2:00 – Silvestre Revueltas: another major composer who falls outside the modernist narrative. Gil-Ordóñez: “another tragedy.”

8:15 – Revueltas: Redes (ending), with PCE conducted by Angel Gil-Ordóñez

11:52 – Why Revueltas is “the composer we should be studying right now” re: political art and social justice.

22:00 – Lou Harrison and his Violin Concerto

25:00 – Harrison Violin Concerto, movement 3, with Tim Fain and PCE led by Gil-Ordóñez

35:25 – Bernard Herrmann as “the most under-rated 20th century American composer”

38:00 – Herrmann’s Psycho Narrative performed by PCE and Gil-Ordóñez

Comments

  1. George Santayana: “The American mind does not oppose tradition it forgets it.” The difficulty with this statement is that “mind” is such a broad and nebulous term. Perhaps more to the point is that nothing is sacred to an all-pervasive profit motive. No precious building or manifestation of culture is immune to destruction for the sake of profit.

    In 1848, Karl Marx pointed out the conflicts between tradition and capitalism:

    “Constant revolutionizing of production, uninterrupted disturbance of all social conditions, everlasting uncertainty and agitation distinguish the bourgeois epoch from all earlier ones. All fixed, fast frozen relations, with their train of ancient and venerable prejudices and opinions, are swept away, all new-formed ones become antiquated before they can ossify. All that is solid melts into air, all that is holy is profaned, and man is at last compelled to face with sober senses his real condition of life and his relations with his kind.”

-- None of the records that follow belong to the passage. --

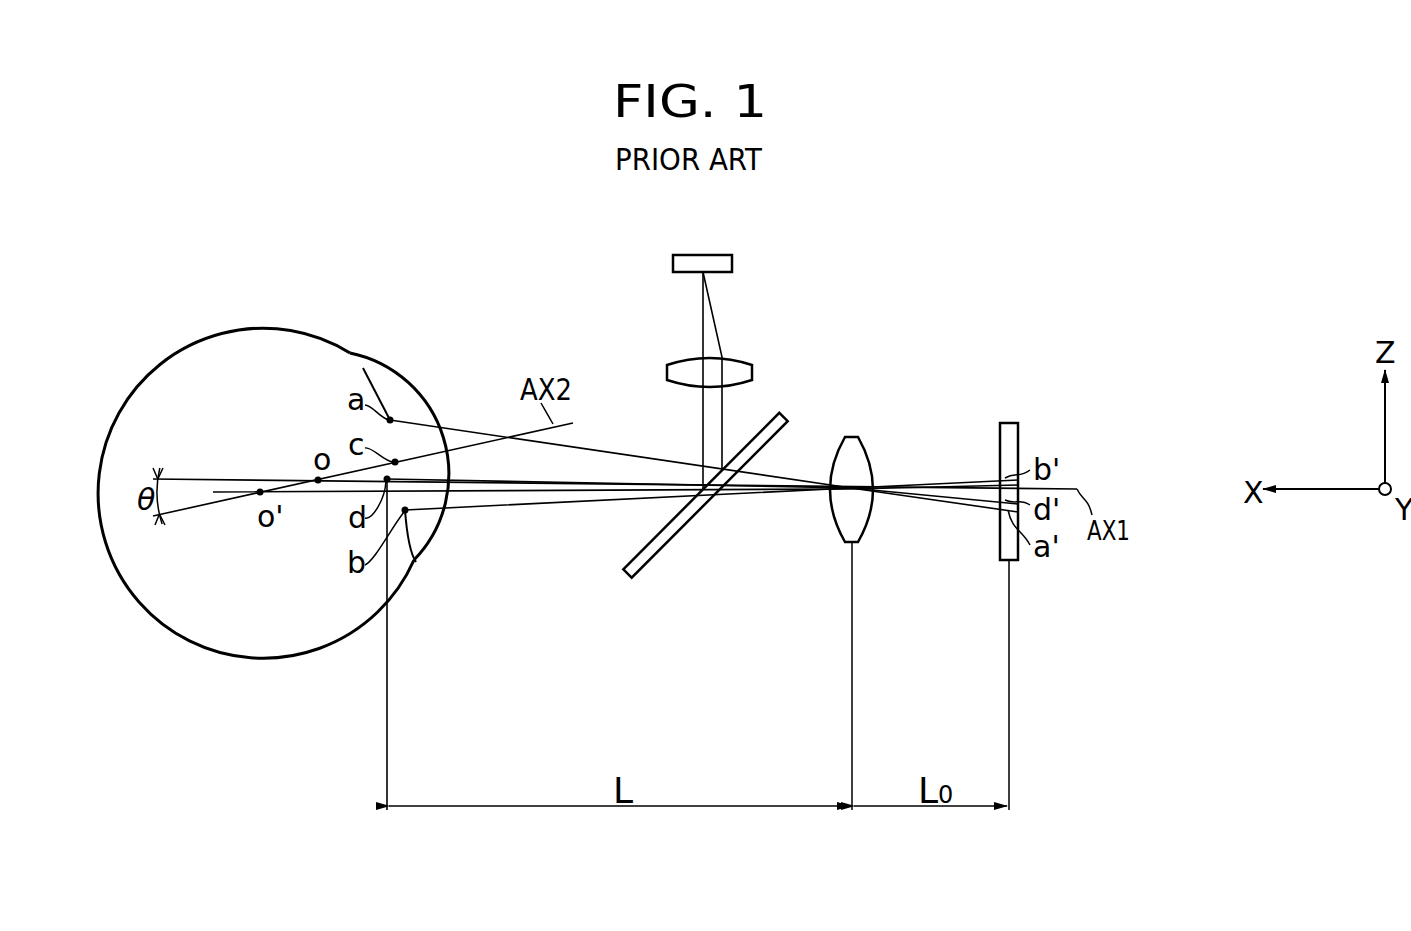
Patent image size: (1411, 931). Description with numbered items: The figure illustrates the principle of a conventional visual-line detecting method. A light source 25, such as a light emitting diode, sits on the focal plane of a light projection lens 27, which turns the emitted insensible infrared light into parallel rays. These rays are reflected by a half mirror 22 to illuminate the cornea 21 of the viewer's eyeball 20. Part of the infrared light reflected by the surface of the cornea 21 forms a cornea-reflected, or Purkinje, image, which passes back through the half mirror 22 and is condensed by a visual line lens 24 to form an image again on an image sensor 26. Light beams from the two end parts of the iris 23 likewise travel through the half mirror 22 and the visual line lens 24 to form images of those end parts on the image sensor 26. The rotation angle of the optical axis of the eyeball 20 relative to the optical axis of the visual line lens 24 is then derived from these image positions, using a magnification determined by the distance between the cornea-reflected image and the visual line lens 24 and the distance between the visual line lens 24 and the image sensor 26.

The eyeball 20 is at (262, 327).
The cornea 21 is at (418, 395).
The half mirror 22 is at (657, 557).
The iris 23 is at (363, 368).
The visual line lens 24 is at (853, 437).
The light source 25 is at (733, 263).
The image sensor 26 is at (1010, 423).
The light projection lens 27 is at (752, 371).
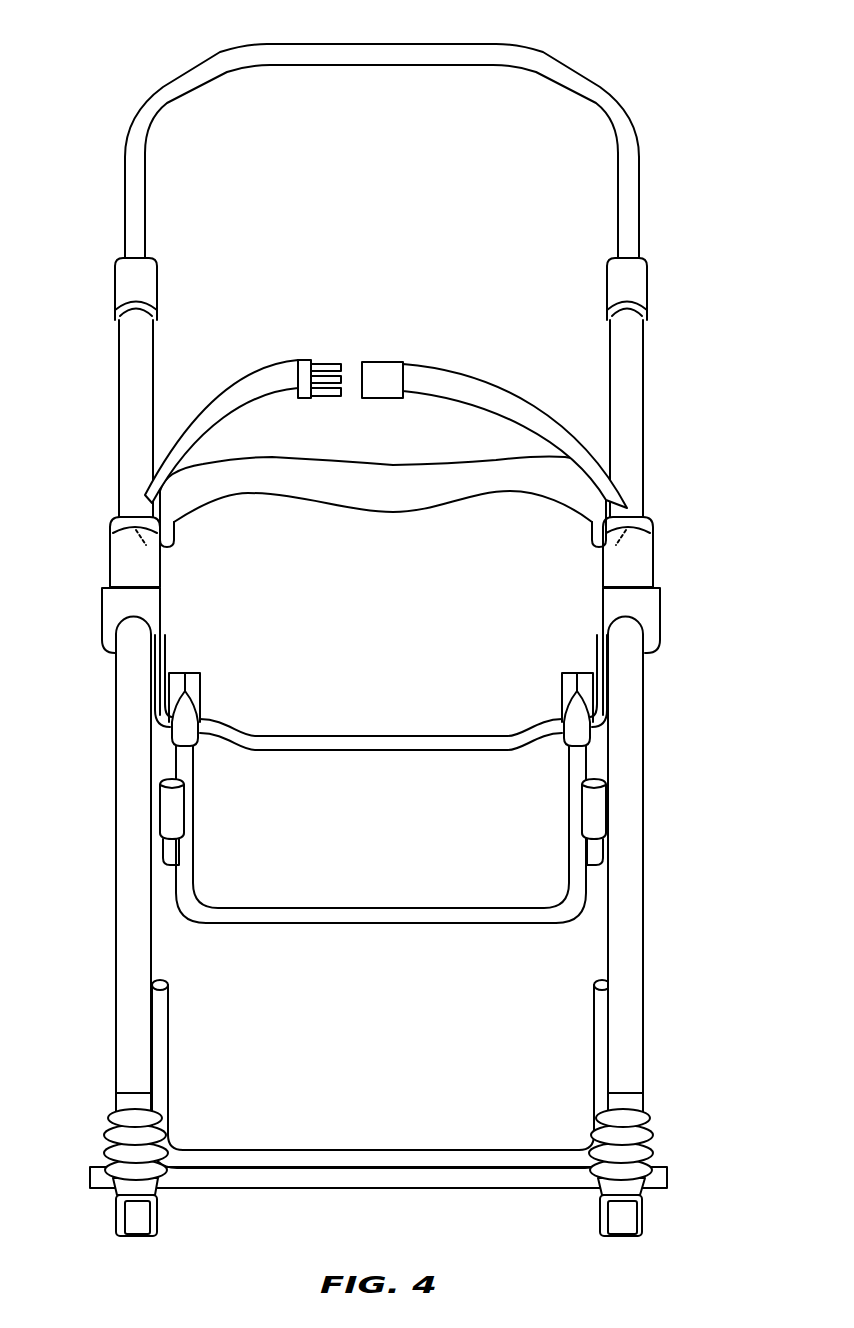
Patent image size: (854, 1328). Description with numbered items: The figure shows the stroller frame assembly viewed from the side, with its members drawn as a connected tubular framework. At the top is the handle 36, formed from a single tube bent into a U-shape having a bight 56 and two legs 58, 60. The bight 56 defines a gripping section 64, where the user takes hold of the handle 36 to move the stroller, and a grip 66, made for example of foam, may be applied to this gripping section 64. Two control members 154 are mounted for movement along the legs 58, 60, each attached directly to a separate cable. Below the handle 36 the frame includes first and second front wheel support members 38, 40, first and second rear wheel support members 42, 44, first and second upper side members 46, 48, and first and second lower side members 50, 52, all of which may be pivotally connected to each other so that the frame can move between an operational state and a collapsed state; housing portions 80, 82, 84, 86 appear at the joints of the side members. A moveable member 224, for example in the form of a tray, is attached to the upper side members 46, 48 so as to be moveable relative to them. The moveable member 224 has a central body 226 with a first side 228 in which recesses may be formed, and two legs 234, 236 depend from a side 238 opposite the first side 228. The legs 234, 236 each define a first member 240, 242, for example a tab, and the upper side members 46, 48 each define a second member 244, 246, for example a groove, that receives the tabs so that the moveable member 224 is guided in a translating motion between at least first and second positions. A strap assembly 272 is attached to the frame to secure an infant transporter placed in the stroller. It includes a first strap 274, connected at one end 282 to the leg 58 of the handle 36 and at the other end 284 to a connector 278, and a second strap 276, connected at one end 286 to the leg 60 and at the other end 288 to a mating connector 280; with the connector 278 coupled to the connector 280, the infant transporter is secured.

    Even if one doesn’t embrace Marxism, the observation is relevant.

    Another interesting thought you mention is the idea that we need “a common cultural inheritance to foster a newly consolidated national self-awareness.” True, but one might ask if he USA too big to be cultured? How can a country with so many disparate regions be cultured if it is subjected to the uniformity of a mass market, mass media, and a mass economy? In some respects, the USA is about nine countries. This is no big secret. The US Census map does a pretty good job of outlining the nine countries that could be seen as comprising the USA::

    https://www.ncdc.noaa.gov/monitoring-references/maps/us-census-divisions.php

    Others have suggested variants of these divisions.

    Regionality is the essence of culture. When regionality is erased into a mass culture and market, culture is destroyed. If the nine regions in that map were autonomous, culture would flourish.

    This is, of course, impossible and unthinkable. Given the American “mind,” war between them would probably also flourish, but perhaps the idea offers insights into the suppression of culture in the USA and how it could be mitigated. It also tells us something about how the NEA might be better organized.

    Thank you again for the interesting thoughts. I look forward to listening to the whole program.